Иначе не выжить - Ковалев Анатолий Евгеньевич. Страница 2
Пять лет прошло, а рана не затянулась. По-прежнему сжимались кулаки при виде целующейся в сквере парочки. И как-то спьяну он привязался к такой парочке и даже набил кавалеру морду, но легче от этого не стало.
Он вышиб дверь комнаты на первом этаже. Девушка вскрикнула и зачем-то включила торшер.
– Шура?! – с ужасом выдавила она.
Больше ей нечему было удивляться. Шура стиснул зубы, процедил «твою мать» и прострелил ей голову. Потом развернулся и шагнул в коридор.

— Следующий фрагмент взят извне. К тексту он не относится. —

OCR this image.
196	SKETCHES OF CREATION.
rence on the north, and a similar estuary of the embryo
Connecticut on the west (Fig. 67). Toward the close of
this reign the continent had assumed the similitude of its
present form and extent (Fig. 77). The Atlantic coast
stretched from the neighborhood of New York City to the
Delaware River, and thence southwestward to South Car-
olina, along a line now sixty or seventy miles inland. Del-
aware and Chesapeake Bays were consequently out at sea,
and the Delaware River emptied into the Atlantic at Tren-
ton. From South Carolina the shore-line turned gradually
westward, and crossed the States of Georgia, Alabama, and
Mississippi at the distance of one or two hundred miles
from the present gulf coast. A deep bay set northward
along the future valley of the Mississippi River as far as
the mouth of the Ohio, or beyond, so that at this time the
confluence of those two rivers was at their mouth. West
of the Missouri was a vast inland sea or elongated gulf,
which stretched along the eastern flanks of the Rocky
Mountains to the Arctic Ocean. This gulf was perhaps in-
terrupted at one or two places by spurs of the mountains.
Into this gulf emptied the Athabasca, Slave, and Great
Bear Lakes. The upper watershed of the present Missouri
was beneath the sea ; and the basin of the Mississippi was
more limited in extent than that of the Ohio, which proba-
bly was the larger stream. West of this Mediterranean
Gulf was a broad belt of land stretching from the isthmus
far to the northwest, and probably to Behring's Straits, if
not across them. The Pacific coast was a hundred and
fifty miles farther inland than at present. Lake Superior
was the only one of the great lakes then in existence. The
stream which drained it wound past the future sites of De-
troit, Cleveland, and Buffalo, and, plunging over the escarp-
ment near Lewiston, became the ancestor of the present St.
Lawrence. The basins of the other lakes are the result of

Мелькнувшая в коридоре тень его не встревожила. Он на миг потерял ориентиры, заблудился в страшной действительности. И только звон стекла в буфете, к которому прислонился, чтобы закурить, привел его в чувство. Эта пуля предназначалась ему. А сверху уже неслось:
– Макса убили!
Телохранитель благополучно добрался до ворот, и тут ему в ноги бросился продавшийся охранник. Завязалась борьба между стражами председателя райисполкома. Они оба казались Овчинникову надежными людьми. Но все в этом мире зыбко.
Саня, подоспевший первым, выстрелил в боровшихся. Ему было все равно.
Охранник отбросил успокоившегося навсегда телохранителя и завопил:
– Сука! Тварь е…ная! –Выяснилось, что Саня прострелил ему бок. – Мне обещали…
Саня не дослушал, что обещали охраннику, и пригвозил его к земле новой очередью.
К машине почти бежали. Мертвого Макса тащили на себе попеременно: сначала Саня с Витяем, потом Пит и Сергей. Гнаться за ними было некому, но они спешили. В спешке оставили на дороге ботинок Макса.
– Вечно у него проблема со шнурками! – ухмыльнулся Пит. Шрам возле рта делал его в такие минуты уродливым.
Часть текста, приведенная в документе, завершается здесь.